Effect of fibers addition on mechanical properties of eco-friendly phosphogypsum-based composite at high temperatures

Abstract

In this study, the mechanical properties of an eco-friendly hemihydrate phosphogypsum-based composite (HPGC) added with basalt, glass, and PVA fibers upon exposure to high tempera-tures (250 degrees C, 450 degrees C, 650 degrees C, and 850 degrees C) were investigated. The fibers content (0%-1.35 vol%) did not have a significant effect on compressive strength at ambient temperature, while the flexural strength of HPGC was enhanced optimally at 1.0% fiber volume. For the investigation at high temperatures, the fiber inclusion could effectively reduce the cracks but increased the mass loss of HPGC. Compared to other fiber types, HPGC with PVA fiber, which did not melt at 250 degrees C, exhibited the highest compressive strength and flexural strength (32.59 MPa and 10.56 MPa, respectively) at the temperature of 250 degrees C but had a greater strength reduction between tem-peratures of 450 degrees C and 850 degrees C. At 850 degrees C, HPGC with basalt fiber exhibited higher flexural strength than HPGC added with other fibers, and with 133.3% higher flexural strength than HPGC without fiber.
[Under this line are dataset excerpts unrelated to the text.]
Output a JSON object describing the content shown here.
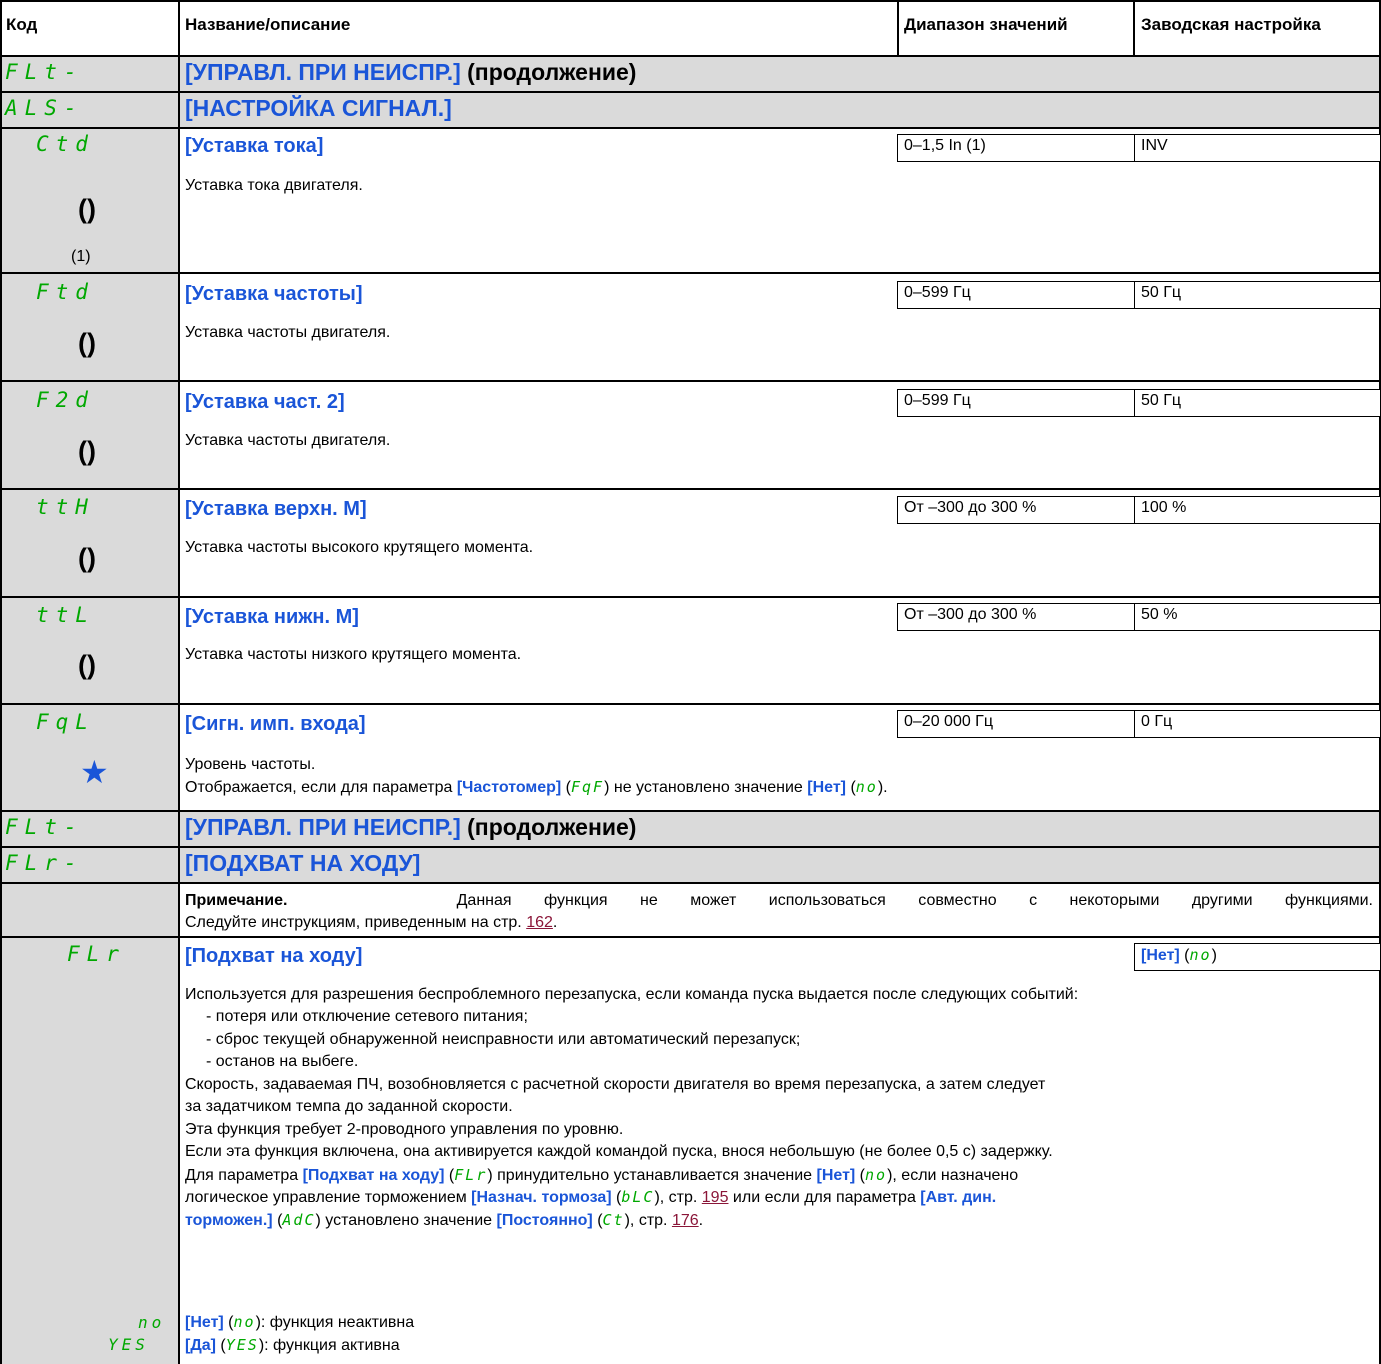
{
  "header": {
    "code": "Код",
    "name": "Название/описание",
    "range": "Диапазон значений",
    "factory": "Заводская настройка"
  },
  "sections": {
    "flt1": {
      "code": "FLt-",
      "title": "[УПРАВЛ. ПРИ НЕИСПР.]",
      "suffix": "(продолжение)"
    },
    "als": {
      "code": "ALS-",
      "title": "[НАСТРОЙКА СИГНАЛ.]"
    },
    "flt2": {
      "code": "FLt-",
      "title": "[УПРАВЛ. ПРИ НЕИСПР.]",
      "suffix": "(продолжение)"
    },
    "flr_sec": {
      "code": "FLr-",
      "title": "[ПОДХВАТ НА ХОДУ]"
    }
  },
  "params": [
    {
      "code": "Ctd",
      "name": "[Уставка тока]",
      "range": "0–1,5 In (1)",
      "factory": "INV",
      "desc": "Уставка тока двигателя.",
      "note": "(1)"
    },
    {
      "code": "Ftd",
      "name": "[Уставка частоты]",
      "range": "0–599 Гц",
      "factory": "50 Гц",
      "desc": "Уставка частоты двигателя."
    },
    {
      "code": "F2d",
      "name": "[Уставка част. 2]",
      "range": "0–599 Гц",
      "factory": "50 Гц",
      "desc": "Уставка частоты двигателя."
    },
    {
      "code": "ttH",
      "name": "[Уставка верхн. М]",
      "range": "От –300 до 300 %",
      "factory": "100 %",
      "desc": "Уставка частоты высокого крутящего момента."
    },
    {
      "code": "ttL",
      "name": "[Уставка нижн. М]",
      "range": "От –300 до 300 %",
      "factory": "50 %",
      "desc": "Уставка частоты низкого крутящего момента."
    },
    {
      "code": "FqL",
      "name": "[Сигн. имп. входа]",
      "range": "0–20 000 Гц",
      "factory": "0 Гц",
      "desc": "Уровень частоты."
    }
  ],
  "fql_shown": {
    "a": "Отображается, если для параметра ",
    "b": "[Частотомер]",
    "c": "(",
    "d": "FqF",
    "e": ") не установлено значение ",
    "f": "[Нет]",
    "g": "(",
    "h": "no",
    "i": ")."
  },
  "flr_note": {
    "label": "Примечание.",
    "text1": "Данная функция не может использоваться совместно с некоторыми другими функциями.",
    "text2": "Следуйте инструкциям, приведенным на стр. ",
    "page": "162",
    "end": "."
  },
  "flr": {
    "code": "FLr",
    "name": "[Подхват на ходу]",
    "factory_bold": "[Нет]",
    "factory_code": "no",
    "p1": "Используется для разрешения беспроблемного перезапуска, если команда пуска выдается после следующих событий:",
    "b1": "- потеря или отключение сетевого питания;",
    "b2": "- сброс текущей обнаруженной неисправности или автоматический перезапуск;",
    "b3": "- останов на выбеге.",
    "p2": "Скорость, задаваемая ПЧ, возобновляется с расчетной скорости двигателя во время перезапуска, а затем следует",
    "p3": "за задатчиком темпа до заданной скорости.",
    "p4": "Эта функция требует 2-проводного управления по уровню.",
    "p5": "Если эта функция включена, она активируется каждой командой пуска, внося небольшую (не более 0,5 с) задержку.",
    "l6a": "Для параметра ",
    "l6b": "[Подхват на ходу]",
    "l6c": "FLr",
    "l6d": " принудительно устанавливается значение ",
    "l6e": "[Нет]",
    "l6f": "no",
    "l6g": ", если назначено",
    "l7a": "логическое управление торможением ",
    "l7b": "[Назнач. тормоза]",
    "l7c": "bLC",
    "l7d": ", стр. ",
    "l7e": "195",
    "l7f": " или если для параметра ",
    "l7g": "[Авт. дин.",
    "l8a": "торможен.]",
    "l8b": "AdC",
    "l8c": " установлено значение ",
    "l8d": "[Постоянно]",
    "l8e": "Ct",
    "l8f": ", стр. ",
    "l8g": "176",
    "l8h": "."
  },
  "options": [
    {
      "code": "no",
      "label": "[Нет]",
      "rest": ": функция неактивна"
    },
    {
      "code": "YES",
      "label": "[Да]",
      "rest": ": функция активна"
    }
  ]
}
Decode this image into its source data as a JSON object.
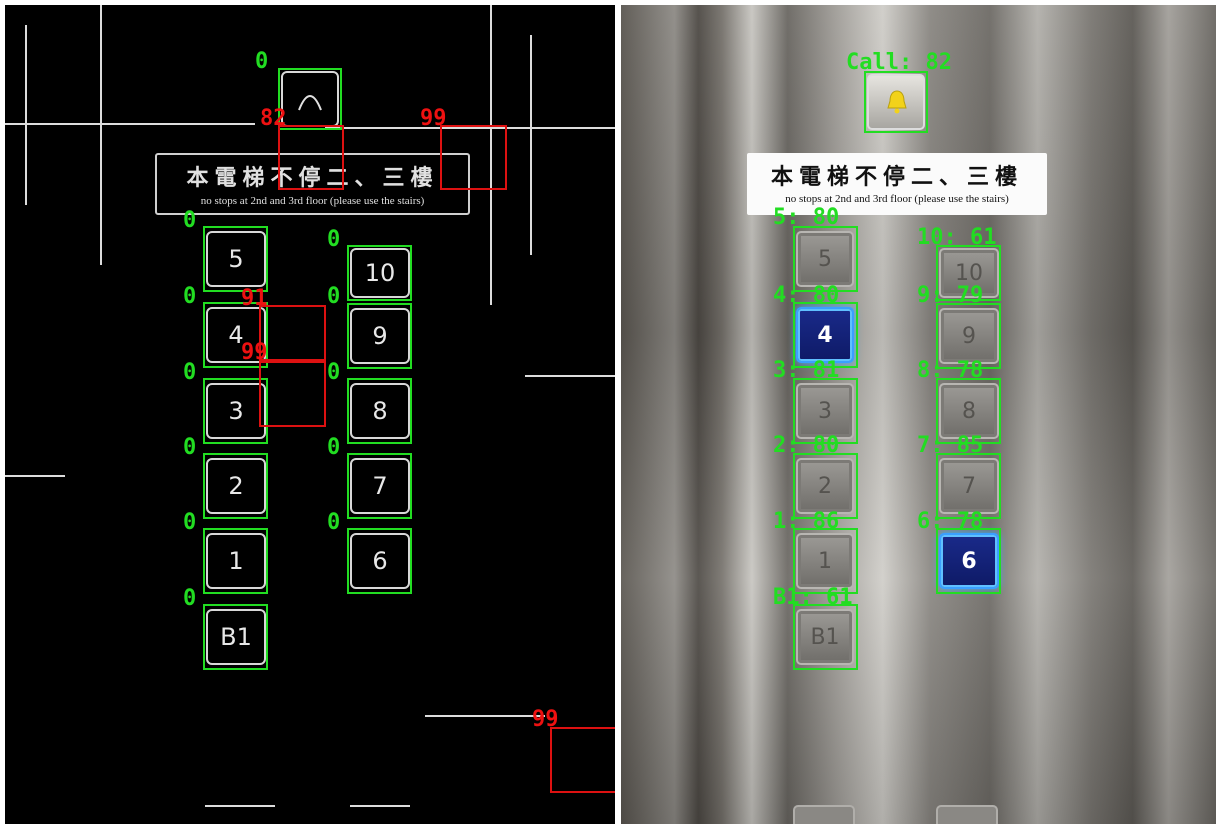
{
  "left_panel": {
    "sign_title": "本電梯不停二、三樓",
    "sign_subtitle": "no stops at 2nd and 3rd floor (please use the stairs)",
    "call_button_label": "0",
    "buttons": [
      {
        "text": "5",
        "score": "0"
      },
      {
        "text": "10",
        "score": "0"
      },
      {
        "text": "4",
        "score": "0"
      },
      {
        "text": "9",
        "score": "0"
      },
      {
        "text": "3",
        "score": "0"
      },
      {
        "text": "8",
        "score": "0"
      },
      {
        "text": "2",
        "score": "0"
      },
      {
        "text": "7",
        "score": "0"
      },
      {
        "text": "1",
        "score": "0"
      },
      {
        "text": "6",
        "score": "0"
      },
      {
        "text": "B1",
        "score": "0"
      }
    ],
    "red_scores": [
      "82",
      "99",
      "91",
      "99",
      "99"
    ]
  },
  "right_panel": {
    "sign_title": "本電梯不停二、三樓",
    "sign_subtitle": "no stops at 2nd and 3rd floor (please use the stairs)",
    "call_label": "Call: 82",
    "buttons": [
      {
        "text": "5",
        "label": "5: 80",
        "lit": false
      },
      {
        "text": "10",
        "label": "10: 61",
        "lit": false
      },
      {
        "text": "4",
        "label": "4: 80",
        "lit": true
      },
      {
        "text": "9",
        "label": "9: 79",
        "lit": false
      },
      {
        "text": "3",
        "label": "3: 81",
        "lit": false
      },
      {
        "text": "8",
        "label": "8: 78",
        "lit": false
      },
      {
        "text": "2",
        "label": "2: 80",
        "lit": false
      },
      {
        "text": "7",
        "label": "7: 85",
        "lit": false
      },
      {
        "text": "1",
        "label": "1: 86",
        "lit": false
      },
      {
        "text": "6",
        "label": "6: 78",
        "lit": true
      },
      {
        "text": "B1",
        "label": "B1: 61",
        "lit": false
      }
    ]
  },
  "colors": {
    "detection_box": "#22dd22",
    "rejected_box": "#dd1111",
    "lit_button": "#3aa0ff"
  }
}
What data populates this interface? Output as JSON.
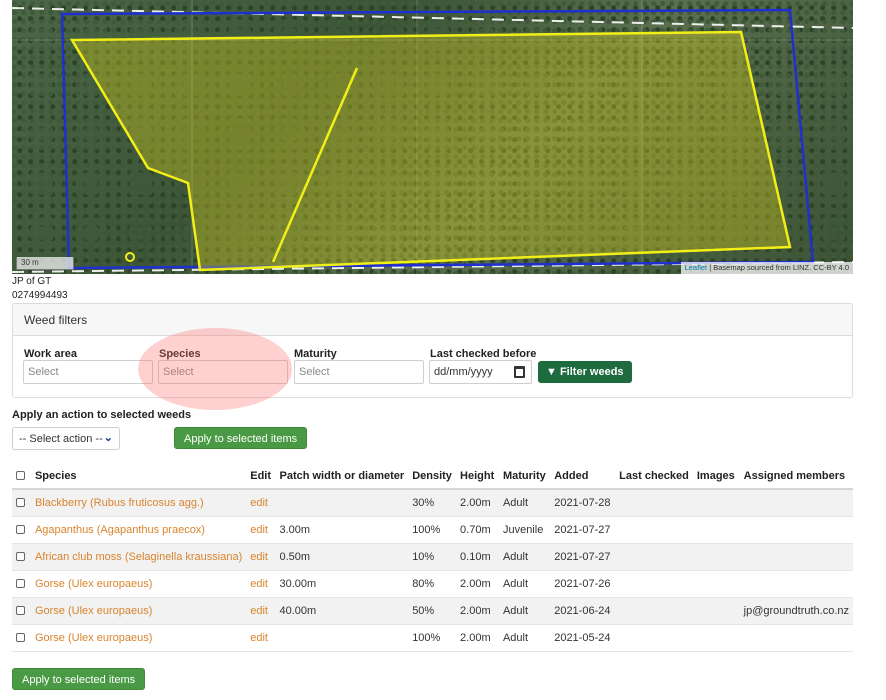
{
  "map": {
    "scale": "30 m",
    "attribution_leaflet": "Leaflet",
    "attribution_rest": " | Basemap sourced from LINZ. CC-BY 4.0"
  },
  "contact": {
    "name": "JP of GT",
    "phone": "0274994493"
  },
  "filters": {
    "title": "Weed filters",
    "work_area": {
      "label": "Work area",
      "placeholder": "Select"
    },
    "species": {
      "label": "Species",
      "placeholder": "Select"
    },
    "maturity": {
      "label": "Maturity",
      "placeholder": "Select"
    },
    "last_checked": {
      "label": "Last checked before",
      "placeholder": "dd/mm/yyyy"
    },
    "button": "Filter weeds"
  },
  "actions": {
    "label": "Apply an action to selected weeds",
    "select_value": "-- Select action --",
    "apply_button": "Apply to selected items",
    "apply_button_bottom": "Apply to selected items"
  },
  "table": {
    "headers": [
      "Species",
      "Edit",
      "Patch width or diameter",
      "Density",
      "Height",
      "Maturity",
      "Added",
      "Last checked",
      "Images",
      "Assigned members"
    ],
    "rows": [
      {
        "species": "Blackberry (Rubus fruticosus agg.)",
        "edit": "edit",
        "patch": "",
        "density": "30%",
        "height": "2.00m",
        "maturity": "Adult",
        "added": "2021-07-28",
        "last_checked": "",
        "images": "",
        "members": ""
      },
      {
        "species": "Agapanthus (Agapanthus praecox)",
        "edit": "edit",
        "patch": "3.00m",
        "density": "100%",
        "height": "0.70m",
        "maturity": "Juvenile",
        "added": "2021-07-27",
        "last_checked": "",
        "images": "",
        "members": ""
      },
      {
        "species": "African club moss (Selaginella kraussiana)",
        "edit": "edit",
        "patch": "0.50m",
        "density": "10%",
        "height": "0.10m",
        "maturity": "Adult",
        "added": "2021-07-27",
        "last_checked": "",
        "images": "",
        "members": ""
      },
      {
        "species": "Gorse (Ulex europaeus)",
        "edit": "edit",
        "patch": "30.00m",
        "density": "80%",
        "height": "2.00m",
        "maturity": "Adult",
        "added": "2021-07-26",
        "last_checked": "",
        "images": "",
        "members": ""
      },
      {
        "species": "Gorse (Ulex europaeus)",
        "edit": "edit",
        "patch": "40.00m",
        "density": "50%",
        "height": "2.00m",
        "maturity": "Adult",
        "added": "2021-06-24",
        "last_checked": "",
        "images": "",
        "members": "jp@groundtruth.co.nz"
      },
      {
        "species": "Gorse (Ulex europaeus)",
        "edit": "edit",
        "patch": "",
        "density": "100%",
        "height": "2.00m",
        "maturity": "Adult",
        "added": "2021-05-24",
        "last_checked": "",
        "images": "",
        "members": ""
      }
    ]
  },
  "colors": {
    "link": "#d8842d",
    "primary_button": "#1d6b3f",
    "apply_button": "#4a9a45",
    "boundary": "#1f2fd0",
    "weed_polygon": "#f2ee17"
  }
}
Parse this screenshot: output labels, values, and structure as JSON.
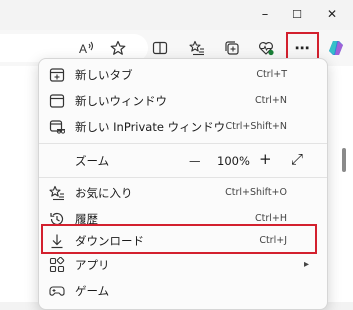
{
  "window": {
    "minimize_glyph": "–",
    "maximize_glyph": "☐",
    "close_glyph": "✕"
  },
  "toolbar": {
    "more_glyph": "⋯"
  },
  "menu": {
    "items": [
      {
        "label": "新しいタブ",
        "shortcut": "Ctrl+T",
        "icon": "new-tab-icon"
      },
      {
        "label": "新しいウィンドウ",
        "shortcut": "Ctrl+N",
        "icon": "new-window-icon"
      },
      {
        "label": "新しい InPrivate ウィンドウ",
        "shortcut": "Ctrl+Shift+N",
        "icon": "inprivate-icon"
      },
      {
        "label": "お気に入り",
        "shortcut": "Ctrl+Shift+O",
        "icon": "favorites-icon"
      },
      {
        "label": "履歴",
        "shortcut": "Ctrl+H",
        "icon": "history-icon"
      },
      {
        "label": "ダウンロード",
        "shortcut": "Ctrl+J",
        "icon": "download-icon"
      },
      {
        "label": "アプリ",
        "shortcut": "",
        "icon": "apps-icon"
      },
      {
        "label": "ゲーム",
        "shortcut": "",
        "icon": "games-icon"
      }
    ],
    "zoom": {
      "label": "ズーム",
      "minus": "—",
      "value": "100%",
      "plus": "+",
      "fullscreen_glyph": "⤢"
    },
    "apps_arrow": "▸"
  },
  "highlight_color": "#d3202e"
}
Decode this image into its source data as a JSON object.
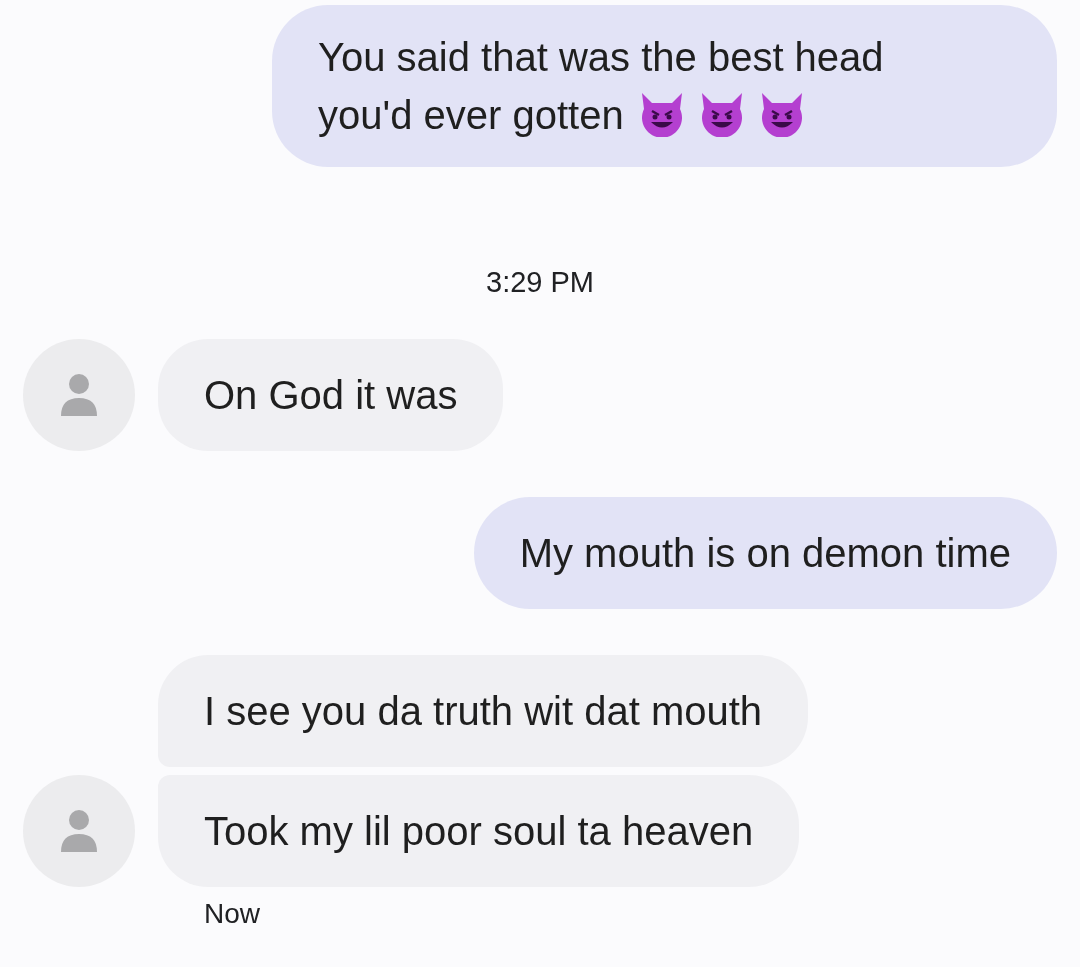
{
  "thread": [
    {
      "kind": "sent",
      "text": "You said that was the best head you'd ever gotten",
      "emoji": true
    },
    {
      "kind": "timestamp",
      "text": "3:29 PM"
    },
    {
      "kind": "received",
      "text": "On God it was",
      "emoji": false,
      "avatar": true
    },
    {
      "kind": "sent",
      "text": "My mouth is on demon time",
      "emoji": false
    },
    {
      "kind": "received",
      "text": "I see you da truth wit dat mouth",
      "emoji": false,
      "avatar": false
    },
    {
      "kind": "received",
      "text": "Took my lil poor soul ta heaven",
      "emoji": false,
      "avatar": true
    },
    {
      "kind": "status",
      "text": "Now"
    }
  ]
}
The microstructural investigation confirmed that the changes of calcium sulfate forms (dihydrate to hemihydrate and anhydrite) and ettringite in the matrix contributed to the strength loss of all HPGC mixtures at high temperatures, while the existence of basalt fiber-matrix bond allows the HPGC added with basalt fibers to have the best residual properties at 850 degrees C compared to the other mixes.